Newton’s own view, however, has not survived unscathed. Richard Sorabji writes:

“At Cornell, I had heard Edward Land, the inventor of the Polaroid camera, lecture on his discovery that Newton’s theory of colour is wrong. The eye responds not to absolute wavelengths of light, but to the more complicated property of reflectance, which involves the proportions among wavelengths in the available scene. Land was able to cast on the screen at Cornell a slide showing all the colours of the garden, yet he was using wavelengths only from within the yellow waveband.”

Many color realists these days follow Land in thinking of the colors as at least a construction from reflectances, a disposition to reflect a certain amount of light from each of the wavelengths of the visible spectrum. But reflectance theories, themselves, have an ancient heritage. Aristotle, like Parmenides, belongs to this Homeric tradition and inaugurates a certain genus about the metaphysics of color. In De Anima II 7. Aristotle defines colors as ways of affecting light.

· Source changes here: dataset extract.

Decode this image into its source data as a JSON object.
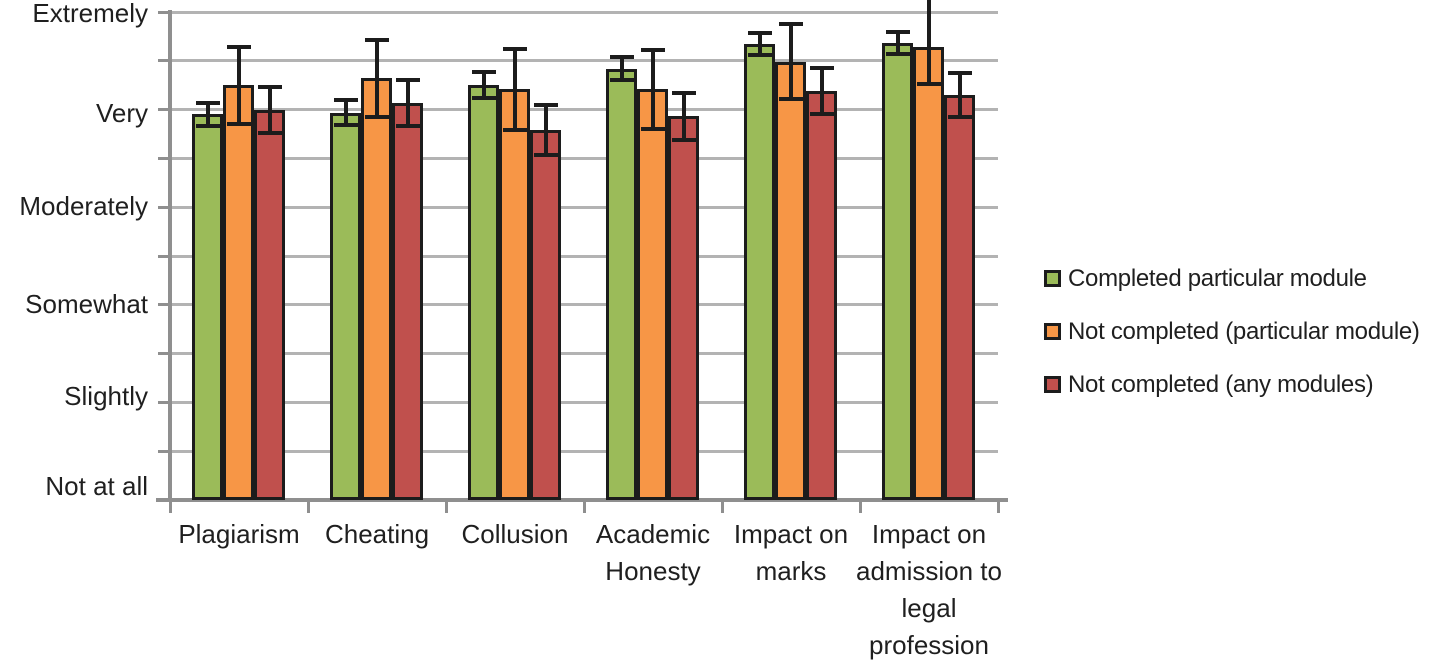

Only two claims separate a simple reflectance theory from Aristotle’s definition. The first claim is a specification. In maintaining that color is a disposition to reflect, transmit, or emit a certain amount of light, modern reflectance theories specifies the way in which color affects light—by reflection, transmission, or emission. Moreover, the amount of light reflected, transmitted, or emitted just is the mixture of light and dark.

The second claim is that there are different kinds of light. Newton recognized the necessity of distinguishing different kinds of light in the way that Aristotle did not. Though Goethe saw matters differently, the intrusion of the Newtonian distinction between kinds of light, while anachronistic, is nevertheless a consistent extension of Aristotle’s metaphysics. Conjoining the specification of Aristotle’s definition with the Newtonian extension just is a statement of a simple reflectance theory. That colors are ways of affecting light is an important genus in the metaphysics of color, one that Aristotle’s definition of color belongs to, and it is arguable that Aristotle inaugurates this metaphysical tradition.